Upgaze fibers decussate in the dorsal midbrain near the posterior commissure → vulnerable to compression/infarction there. Downgaze fibers project directly from riMLF without crossing → spared with dorsal midbrain lesions.
Parinaud (Dorsal Midbrain) Syndrome
Classic upgaze palsy caused by compression of the dorsal midbrain (pretectal region):
| Sign | Details |
|---|
| Supranuclear upgaze palsy | Saccades impaired; VOR (doll's-head) preserved |
| Convergence-retraction nystagmus | On attempted upgaze |
| Light-near dissociation | Pupils react to accommodation but not light |
| Collier sign | Bilateral lid retraction |
| Defective convergence | |
Causes by age:
- Children: pinealoma/pinealoblastoma, aqueduct stenosis, meningitis
- Young adults: demyelination, AVM, trauma
- Elderly: midbrain infarct, mass lesions, posterior fossa aneurysm
Progressive Supranuclear Palsy (PSP / Steele-Richardson-Olszewski)
A neurodegenerative disease that specifically impairs downward gaze first, then upgaze, then horizontal — eventually global gaze palsy.
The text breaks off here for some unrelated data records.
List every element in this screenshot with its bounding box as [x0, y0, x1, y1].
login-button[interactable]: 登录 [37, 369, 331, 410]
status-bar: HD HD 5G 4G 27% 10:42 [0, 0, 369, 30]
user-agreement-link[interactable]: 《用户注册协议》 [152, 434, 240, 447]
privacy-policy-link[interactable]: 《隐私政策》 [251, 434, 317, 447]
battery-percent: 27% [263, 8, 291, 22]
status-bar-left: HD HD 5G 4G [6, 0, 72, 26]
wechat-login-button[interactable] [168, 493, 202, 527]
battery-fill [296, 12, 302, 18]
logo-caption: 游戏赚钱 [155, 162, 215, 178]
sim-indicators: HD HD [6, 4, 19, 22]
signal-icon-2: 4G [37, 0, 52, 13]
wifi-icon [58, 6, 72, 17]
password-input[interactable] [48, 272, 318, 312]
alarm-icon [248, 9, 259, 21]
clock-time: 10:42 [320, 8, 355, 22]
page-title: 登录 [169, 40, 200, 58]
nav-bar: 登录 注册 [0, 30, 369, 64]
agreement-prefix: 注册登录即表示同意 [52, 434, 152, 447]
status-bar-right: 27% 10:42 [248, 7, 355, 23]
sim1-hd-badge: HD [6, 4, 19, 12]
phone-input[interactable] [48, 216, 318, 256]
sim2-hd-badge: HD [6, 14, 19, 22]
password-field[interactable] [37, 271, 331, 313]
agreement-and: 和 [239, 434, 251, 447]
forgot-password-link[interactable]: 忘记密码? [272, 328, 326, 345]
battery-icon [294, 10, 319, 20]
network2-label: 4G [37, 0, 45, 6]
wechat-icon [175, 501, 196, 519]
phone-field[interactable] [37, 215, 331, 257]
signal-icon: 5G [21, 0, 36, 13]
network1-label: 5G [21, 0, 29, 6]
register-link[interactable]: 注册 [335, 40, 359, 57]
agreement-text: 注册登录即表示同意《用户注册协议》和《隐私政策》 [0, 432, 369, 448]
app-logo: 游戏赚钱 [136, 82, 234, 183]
Associated with pseudobulbar palsy, extrapyramidal rigidity, and dementia.
- Key differentiator from Parkinson's disease: downgaze palsy does NOT occur in PD; its presence strongly suggests PSP.
Related Syndromes
| Syndrome | Lesion | Deficit |
|---|
| INO (internuclear ophthalmoplegia) | MLF | Ipsilateral adduction failure + contralateral abduction nystagmus |
| One-and-a-half syndrome | PPRF + ipsilateral MLF | Ipsilateral gaze palsy + INO → only movement: contralateral abduction |
| WEBINO | Bilateral rostral MLF | Bilateral INO + exotropia ("wall-eyed") |
Diseases Causing Vertical/Upgaze Palsy (Summary)
- Midbrain infarction/hemorrhage
- Pinealoma or dorsal midbrain tumor
- Hydrocephalus (3rd ventricle enlargement)
- Progressive supranuclear palsy
- Parkinson's disease, Lewy body disease
- Niemann-Pick type C, Gaucher disease, Tay-Sachs (metabolic)
- Whipple disease of the brain
- Bilateral INO (e.g., multiple sclerosis)
(Adams & Victor's Principles of Neurology, 12th Ed.; Kanski's Clinical Ophthalmology, 10th Ed.; Localization in Clinical Neurology, 8th Ed.)